As I sit here at my computer, I am listening to Storm Eunice raging outside, alternately screaming and wailing, and gusting up to Severe Storm Force Eleven, even in my relatively sheltered garden. Local schools have been closed, trees are coming down, and even the National Coastwatch Lookout at Portland, where I work as a volunteer coast-watcher, has been closed for the day.
The barometer has dropped rapidly to 979 millibars and my thoughts wander back to a similar storm 23 years ago; in the summer this time, but of greater concern because we, my wife and I, as well as our sea-going Golden Retriever ‘Bracken’, were sailing across Lyme Bay in our 32 foot Bermudan sloop.

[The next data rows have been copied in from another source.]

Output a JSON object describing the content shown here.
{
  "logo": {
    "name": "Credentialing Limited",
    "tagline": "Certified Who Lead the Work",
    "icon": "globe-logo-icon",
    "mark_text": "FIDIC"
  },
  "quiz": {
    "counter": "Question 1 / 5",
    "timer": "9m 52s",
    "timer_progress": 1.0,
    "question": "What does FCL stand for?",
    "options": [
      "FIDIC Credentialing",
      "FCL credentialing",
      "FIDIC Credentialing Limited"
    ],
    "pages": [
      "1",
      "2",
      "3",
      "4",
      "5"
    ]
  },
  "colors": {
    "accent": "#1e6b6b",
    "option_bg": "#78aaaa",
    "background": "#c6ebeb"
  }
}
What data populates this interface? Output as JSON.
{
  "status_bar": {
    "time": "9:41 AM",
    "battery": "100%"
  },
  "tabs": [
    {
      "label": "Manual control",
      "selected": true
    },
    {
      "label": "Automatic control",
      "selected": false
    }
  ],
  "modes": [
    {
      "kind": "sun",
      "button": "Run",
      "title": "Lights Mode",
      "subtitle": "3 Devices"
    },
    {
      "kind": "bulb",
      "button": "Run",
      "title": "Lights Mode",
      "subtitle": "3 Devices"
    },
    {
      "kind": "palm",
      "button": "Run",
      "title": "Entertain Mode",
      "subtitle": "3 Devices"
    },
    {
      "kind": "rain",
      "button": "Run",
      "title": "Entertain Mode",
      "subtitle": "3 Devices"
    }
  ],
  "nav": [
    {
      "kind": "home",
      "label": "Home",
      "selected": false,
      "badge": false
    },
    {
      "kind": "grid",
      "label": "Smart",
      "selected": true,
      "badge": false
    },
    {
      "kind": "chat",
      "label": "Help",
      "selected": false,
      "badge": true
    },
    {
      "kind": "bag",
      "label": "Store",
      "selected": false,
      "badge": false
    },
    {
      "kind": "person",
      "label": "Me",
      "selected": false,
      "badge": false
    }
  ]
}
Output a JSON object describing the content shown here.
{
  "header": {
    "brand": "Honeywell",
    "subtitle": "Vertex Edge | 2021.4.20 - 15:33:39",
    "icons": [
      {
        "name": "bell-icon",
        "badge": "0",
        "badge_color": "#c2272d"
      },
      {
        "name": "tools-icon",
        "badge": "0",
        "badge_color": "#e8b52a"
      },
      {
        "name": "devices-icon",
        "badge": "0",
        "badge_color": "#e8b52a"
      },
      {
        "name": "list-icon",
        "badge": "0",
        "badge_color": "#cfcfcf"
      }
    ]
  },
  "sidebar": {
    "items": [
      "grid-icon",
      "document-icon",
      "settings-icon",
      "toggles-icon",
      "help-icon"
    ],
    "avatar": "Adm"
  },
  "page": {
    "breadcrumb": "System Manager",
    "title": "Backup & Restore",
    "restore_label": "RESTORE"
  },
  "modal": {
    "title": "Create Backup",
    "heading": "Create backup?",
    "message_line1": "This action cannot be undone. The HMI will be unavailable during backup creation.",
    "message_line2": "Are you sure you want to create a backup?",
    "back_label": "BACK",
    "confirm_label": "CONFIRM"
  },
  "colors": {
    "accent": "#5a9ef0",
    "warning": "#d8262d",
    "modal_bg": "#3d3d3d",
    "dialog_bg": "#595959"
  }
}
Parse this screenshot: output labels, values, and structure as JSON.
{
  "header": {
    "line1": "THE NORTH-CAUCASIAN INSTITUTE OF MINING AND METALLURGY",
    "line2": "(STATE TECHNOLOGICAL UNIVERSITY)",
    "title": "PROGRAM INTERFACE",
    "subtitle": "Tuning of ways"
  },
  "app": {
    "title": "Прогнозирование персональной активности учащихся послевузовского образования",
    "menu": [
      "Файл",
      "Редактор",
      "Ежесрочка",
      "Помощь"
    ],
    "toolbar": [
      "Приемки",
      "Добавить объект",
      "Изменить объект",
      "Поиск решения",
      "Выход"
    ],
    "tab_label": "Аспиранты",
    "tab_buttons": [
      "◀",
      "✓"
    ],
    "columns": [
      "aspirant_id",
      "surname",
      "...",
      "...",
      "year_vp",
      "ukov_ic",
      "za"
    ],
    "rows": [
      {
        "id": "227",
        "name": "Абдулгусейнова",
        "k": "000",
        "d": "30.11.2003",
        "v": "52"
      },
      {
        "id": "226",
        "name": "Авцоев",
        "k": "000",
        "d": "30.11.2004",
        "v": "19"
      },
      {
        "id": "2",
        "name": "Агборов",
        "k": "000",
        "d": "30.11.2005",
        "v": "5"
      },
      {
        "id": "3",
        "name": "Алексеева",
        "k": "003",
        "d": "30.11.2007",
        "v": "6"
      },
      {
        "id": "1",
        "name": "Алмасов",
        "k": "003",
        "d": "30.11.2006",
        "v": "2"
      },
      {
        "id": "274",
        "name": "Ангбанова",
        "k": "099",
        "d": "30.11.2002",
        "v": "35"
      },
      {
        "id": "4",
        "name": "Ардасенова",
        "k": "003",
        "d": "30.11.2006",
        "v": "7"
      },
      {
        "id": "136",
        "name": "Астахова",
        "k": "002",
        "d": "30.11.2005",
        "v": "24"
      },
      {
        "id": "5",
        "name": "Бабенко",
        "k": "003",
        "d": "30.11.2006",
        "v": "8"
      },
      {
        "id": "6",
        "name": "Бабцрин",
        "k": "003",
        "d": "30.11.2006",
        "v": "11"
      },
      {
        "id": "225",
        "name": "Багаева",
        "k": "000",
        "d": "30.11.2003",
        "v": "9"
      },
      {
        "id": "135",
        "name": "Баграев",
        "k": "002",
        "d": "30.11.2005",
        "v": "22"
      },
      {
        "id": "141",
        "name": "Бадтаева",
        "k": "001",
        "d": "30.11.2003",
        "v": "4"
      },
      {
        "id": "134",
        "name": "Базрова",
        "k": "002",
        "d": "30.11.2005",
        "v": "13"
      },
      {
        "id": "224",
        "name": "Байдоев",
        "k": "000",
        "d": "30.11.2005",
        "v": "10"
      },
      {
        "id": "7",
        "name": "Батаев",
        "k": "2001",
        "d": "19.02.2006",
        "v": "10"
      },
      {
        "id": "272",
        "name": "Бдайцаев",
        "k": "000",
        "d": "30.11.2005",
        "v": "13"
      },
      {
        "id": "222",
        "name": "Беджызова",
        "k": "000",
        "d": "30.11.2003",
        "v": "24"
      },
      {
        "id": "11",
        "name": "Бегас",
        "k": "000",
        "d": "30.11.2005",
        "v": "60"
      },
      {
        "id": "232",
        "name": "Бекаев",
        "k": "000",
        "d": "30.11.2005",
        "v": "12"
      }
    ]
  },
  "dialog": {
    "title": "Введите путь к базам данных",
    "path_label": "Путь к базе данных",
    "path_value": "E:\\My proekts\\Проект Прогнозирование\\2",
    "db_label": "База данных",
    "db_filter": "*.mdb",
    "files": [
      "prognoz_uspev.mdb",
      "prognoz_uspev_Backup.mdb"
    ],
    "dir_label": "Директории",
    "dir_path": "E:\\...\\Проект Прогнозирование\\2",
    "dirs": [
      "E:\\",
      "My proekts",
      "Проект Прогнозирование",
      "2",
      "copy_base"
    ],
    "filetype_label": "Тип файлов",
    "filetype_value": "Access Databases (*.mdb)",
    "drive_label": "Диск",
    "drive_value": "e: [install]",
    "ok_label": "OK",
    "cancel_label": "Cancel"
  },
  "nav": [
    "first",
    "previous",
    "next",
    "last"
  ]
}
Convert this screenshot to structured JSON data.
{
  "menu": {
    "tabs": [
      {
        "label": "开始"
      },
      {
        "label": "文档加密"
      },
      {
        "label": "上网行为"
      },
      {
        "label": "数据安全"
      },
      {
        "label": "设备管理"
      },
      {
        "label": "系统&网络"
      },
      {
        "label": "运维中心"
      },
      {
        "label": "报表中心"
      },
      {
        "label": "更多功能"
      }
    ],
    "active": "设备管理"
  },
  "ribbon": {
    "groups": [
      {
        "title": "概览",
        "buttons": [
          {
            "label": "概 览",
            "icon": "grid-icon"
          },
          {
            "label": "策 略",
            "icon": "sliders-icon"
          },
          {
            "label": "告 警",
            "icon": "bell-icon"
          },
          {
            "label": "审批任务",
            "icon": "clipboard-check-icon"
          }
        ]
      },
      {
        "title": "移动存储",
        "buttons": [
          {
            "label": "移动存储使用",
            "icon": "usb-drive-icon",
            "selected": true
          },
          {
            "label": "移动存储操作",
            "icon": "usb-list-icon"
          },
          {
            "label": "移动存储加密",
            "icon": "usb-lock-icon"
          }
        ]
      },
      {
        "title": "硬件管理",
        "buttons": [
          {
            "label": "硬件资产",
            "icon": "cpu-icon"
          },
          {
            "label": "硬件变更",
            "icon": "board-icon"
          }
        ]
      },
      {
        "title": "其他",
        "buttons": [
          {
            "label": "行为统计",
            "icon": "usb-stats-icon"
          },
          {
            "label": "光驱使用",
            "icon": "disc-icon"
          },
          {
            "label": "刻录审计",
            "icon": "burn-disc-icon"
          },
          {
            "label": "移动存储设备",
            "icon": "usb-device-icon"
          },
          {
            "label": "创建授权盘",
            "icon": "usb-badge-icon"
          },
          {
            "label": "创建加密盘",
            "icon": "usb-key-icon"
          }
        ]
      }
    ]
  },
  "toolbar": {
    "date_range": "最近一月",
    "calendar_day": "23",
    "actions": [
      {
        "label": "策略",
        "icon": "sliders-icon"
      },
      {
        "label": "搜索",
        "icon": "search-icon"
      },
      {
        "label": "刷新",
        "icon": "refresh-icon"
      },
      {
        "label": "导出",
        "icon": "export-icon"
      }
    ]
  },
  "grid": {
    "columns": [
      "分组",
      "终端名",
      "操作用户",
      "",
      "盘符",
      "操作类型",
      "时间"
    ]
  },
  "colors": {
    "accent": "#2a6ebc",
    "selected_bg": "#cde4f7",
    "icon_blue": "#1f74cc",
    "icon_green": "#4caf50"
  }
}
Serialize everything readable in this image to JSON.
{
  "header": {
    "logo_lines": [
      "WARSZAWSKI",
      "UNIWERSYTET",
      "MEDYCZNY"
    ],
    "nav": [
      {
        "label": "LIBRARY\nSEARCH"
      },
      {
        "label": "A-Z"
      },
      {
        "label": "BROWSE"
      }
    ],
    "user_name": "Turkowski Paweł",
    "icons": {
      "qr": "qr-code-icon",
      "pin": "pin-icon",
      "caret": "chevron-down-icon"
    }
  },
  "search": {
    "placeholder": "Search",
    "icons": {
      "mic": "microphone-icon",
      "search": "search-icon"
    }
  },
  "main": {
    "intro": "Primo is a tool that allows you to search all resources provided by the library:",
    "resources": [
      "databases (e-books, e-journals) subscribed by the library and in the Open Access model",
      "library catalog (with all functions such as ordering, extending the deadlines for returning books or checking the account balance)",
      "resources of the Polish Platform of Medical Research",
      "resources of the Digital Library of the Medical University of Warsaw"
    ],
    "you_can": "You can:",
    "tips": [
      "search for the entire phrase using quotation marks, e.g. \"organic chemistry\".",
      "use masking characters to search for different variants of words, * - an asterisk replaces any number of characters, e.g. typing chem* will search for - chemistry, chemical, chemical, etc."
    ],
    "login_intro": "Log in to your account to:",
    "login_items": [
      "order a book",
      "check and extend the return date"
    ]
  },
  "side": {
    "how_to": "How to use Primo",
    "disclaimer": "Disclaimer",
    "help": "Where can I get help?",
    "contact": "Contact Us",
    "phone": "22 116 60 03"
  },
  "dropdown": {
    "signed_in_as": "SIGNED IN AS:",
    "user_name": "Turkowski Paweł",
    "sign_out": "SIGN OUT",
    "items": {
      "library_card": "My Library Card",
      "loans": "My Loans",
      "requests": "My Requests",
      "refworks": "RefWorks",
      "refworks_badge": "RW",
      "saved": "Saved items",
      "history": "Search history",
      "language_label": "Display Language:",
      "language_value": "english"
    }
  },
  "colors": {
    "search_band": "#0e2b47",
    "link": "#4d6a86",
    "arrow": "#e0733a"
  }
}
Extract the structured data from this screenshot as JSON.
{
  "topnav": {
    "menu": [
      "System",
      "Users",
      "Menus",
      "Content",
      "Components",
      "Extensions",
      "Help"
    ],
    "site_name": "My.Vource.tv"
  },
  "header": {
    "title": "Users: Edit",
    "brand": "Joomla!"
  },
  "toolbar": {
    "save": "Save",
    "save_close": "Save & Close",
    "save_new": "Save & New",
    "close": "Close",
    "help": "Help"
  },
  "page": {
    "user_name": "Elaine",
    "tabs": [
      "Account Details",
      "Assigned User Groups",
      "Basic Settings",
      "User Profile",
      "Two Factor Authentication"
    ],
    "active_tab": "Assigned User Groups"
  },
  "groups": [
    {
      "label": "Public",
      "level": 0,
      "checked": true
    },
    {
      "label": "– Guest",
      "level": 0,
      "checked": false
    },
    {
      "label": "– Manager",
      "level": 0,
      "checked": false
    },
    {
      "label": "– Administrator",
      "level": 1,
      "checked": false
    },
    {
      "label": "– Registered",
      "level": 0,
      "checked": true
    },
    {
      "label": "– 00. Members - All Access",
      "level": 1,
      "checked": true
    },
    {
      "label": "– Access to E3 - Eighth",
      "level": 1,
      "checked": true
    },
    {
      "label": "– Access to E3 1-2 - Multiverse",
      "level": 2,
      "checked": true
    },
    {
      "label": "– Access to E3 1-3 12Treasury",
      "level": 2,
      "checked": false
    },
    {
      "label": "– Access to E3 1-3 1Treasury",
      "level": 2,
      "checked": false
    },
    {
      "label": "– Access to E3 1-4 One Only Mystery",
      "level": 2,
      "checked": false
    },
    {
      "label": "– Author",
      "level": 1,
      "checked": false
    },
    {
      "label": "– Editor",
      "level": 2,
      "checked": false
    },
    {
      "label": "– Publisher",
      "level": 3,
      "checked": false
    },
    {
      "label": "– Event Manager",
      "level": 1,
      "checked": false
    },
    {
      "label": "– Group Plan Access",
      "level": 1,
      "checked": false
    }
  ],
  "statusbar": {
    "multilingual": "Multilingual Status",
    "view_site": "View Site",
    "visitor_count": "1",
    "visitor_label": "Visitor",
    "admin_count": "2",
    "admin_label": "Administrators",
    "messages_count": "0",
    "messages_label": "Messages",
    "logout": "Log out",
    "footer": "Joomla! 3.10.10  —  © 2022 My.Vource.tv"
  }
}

We were twelve miles West of Portland Bill, heading for Torbay, when we were engulfed by a line of thunderstorms, advancing from a purple sky and blanking out the June sunshine. What had been a pleasant morning, with a brisk wind on the port quarter, changed within five minutes to a black maelstrom, where day turned to night and huge waves hurtled towards us, from directions changing as fast as we could turn the boat to meet them. An easy sail had turned to a survival situation, while at the same time, from the radio we could hear a Navy helicopter responding to a Mayday call from somewhere ahead of us. Sailing was out of the question so I started the engine and dropped the big mainsail while, between us, we struggled to roll away the Genoa, and try to hold the boat head to sea. With difficulty we were able to hold the boat into the changing direction of the steep waves, barely making headway, and listening to the surge of the engine when the propeller came clear of the sea surface, as we pivoted on top of each sharp sea-mountain before plunging down the back of the wave, burying the bows into the trough, then starting the whole switch-back ride again. I watched each time, concerned as to how deep the bows would go and when they would emerge once more, but that was a good seaboat and the boat always managed to rise before being engulfed. The excitement seemed to last for days, but it was only a few hours. Nevertheless, when the storm began to ease, we felt like survivors. ‘Bracken’, the sea-dog, took the whole situation with much more aplomb than her human shipmates!
There was another, more demanding situation that also peered out from my memory. This had taken place several years before the storm in Lyme Bay. I was First Lieutenant of a frigate crossing the Atlantic, when, to the south-west of Bermuda, we ran into a full scale hurricane. Winds exceeded 150 knots, waves were mountainous, and the well-found ship was tossed around at the whim of the storm for nearly three days. The ship sustained light damage, but other vessels, a few miles behind, were not so lucky. No ships were lost in this storm, but the scale of wreckage was severe, and the experience was memorable.
On the frigate’s Bridge at midnight, with a brilliant moon appearing through the gaps in the torn clouds, the almost vertical sides of the massive lines of waves were illuminated and could be seen quite clearly. A steady stream of people came up to see for themselves the power of the wind and sea. They watched as the bows of the warship pointed skyward, and then hurtled down the reverse side of the wave, to bury the bows deep into thrashing white foam, often covering the ship as far back as the Bridge. Despite the numbers present, it was silent inside the Bridge, and the usual buzz of quiet conversation was absent. Fear was in the air!
It was the experience of this hurricane which enabled me to describe the great storm in 1812 which beset Master and Commander John Lawson in my recent book ‘HMS Archer‘.